Cystic Fibrosis Foundation Awards $11M to Develop Therapies for Patients with Nonsense Mutations
The Cystic Fibrosis Foundation will award up to $11 million to Icagen to support a multi-year research-program aiming to develop new therapies for patients with cystic fibrosis (CF) caused by nonsense mutations, who may fail to respond to the current CFTR modulator therapies.
The aim of the research is to develop tailored therapies for CF-caused by nonsense mutations that will markedly improve patients’ quality of life and lifespans. Along with its financial support, the CF Foundation will help Icagen with its extensive expertise and resources.

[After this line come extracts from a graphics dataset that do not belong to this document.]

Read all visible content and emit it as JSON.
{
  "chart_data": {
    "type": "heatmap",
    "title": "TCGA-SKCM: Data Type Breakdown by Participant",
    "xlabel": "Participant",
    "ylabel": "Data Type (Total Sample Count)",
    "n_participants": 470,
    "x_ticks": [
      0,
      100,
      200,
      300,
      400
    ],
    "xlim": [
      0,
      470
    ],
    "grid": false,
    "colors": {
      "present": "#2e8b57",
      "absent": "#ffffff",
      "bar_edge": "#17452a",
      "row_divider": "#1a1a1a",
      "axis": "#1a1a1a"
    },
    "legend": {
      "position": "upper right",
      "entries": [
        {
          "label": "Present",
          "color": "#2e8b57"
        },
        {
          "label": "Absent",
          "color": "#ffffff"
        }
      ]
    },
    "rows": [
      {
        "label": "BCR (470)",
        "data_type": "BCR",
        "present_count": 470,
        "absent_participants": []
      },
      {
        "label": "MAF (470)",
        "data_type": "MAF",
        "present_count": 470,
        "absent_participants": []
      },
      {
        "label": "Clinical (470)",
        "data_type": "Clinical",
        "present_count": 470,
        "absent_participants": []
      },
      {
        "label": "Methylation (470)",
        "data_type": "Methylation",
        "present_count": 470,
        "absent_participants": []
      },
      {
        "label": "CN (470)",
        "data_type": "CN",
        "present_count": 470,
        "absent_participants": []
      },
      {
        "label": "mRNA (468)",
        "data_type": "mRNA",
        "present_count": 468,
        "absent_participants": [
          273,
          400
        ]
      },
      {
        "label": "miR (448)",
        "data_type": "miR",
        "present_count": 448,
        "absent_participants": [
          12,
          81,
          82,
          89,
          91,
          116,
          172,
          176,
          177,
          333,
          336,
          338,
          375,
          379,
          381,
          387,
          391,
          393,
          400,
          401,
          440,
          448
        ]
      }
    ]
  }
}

CF arises when a protein called “cystic fibrosis transmembrane conductance regulator” (CFTR) does not function properly, either because it is abnormal or is missing entirely. Mutations in the gene coding for the CFTR protein underlie these protein defects.
Those called nonsense mutations, also known as “x” or “stop” mutations, introduce a “stop” sign before the protein is completely formed. As a result, the CFTR protein is shorter, much more unstable and targeted for destruction inside the cell.
Icagen will screen more than 2 million molecules to assess their ability to promote the cells’ protein-making machinery to overcome the premature stop signs and produce a full-length, functional CFTR protein.
The funding also will allow Icagen to use its state-of-the-art in silico drug discovery platform to assess the virtual structures of the molecules that show potential for overcoming the detrimental effects of the nonsense mutations. Their platform allows researchers to modulate 10 million possible protein structures.
The company will use a computer modeling process to identify which molecule candidates are suitable for clinical development.
“We are excited to collaborate with the Cystic Fibrosis Foundation to seek the discovery of life-transforming therapies for people with CF through this unique model. Icagen’s innovative platform is built for programs such as these to discover and advance novel therapeutic candidates for clinical development,” Richie Cunningham, president and CEO of Icagen, said in a press release.
In about 5 percent of all CF patients, the disease is caused by nonsense mutations, where they fail to generate a full-length CFTR protein. Since the currently available CFTR modulator therapies target the dysfunctional protein, patients with nonsense mutations are likely to fail to respond to this approach, highlighting the need to develop tailored therapies for these patients.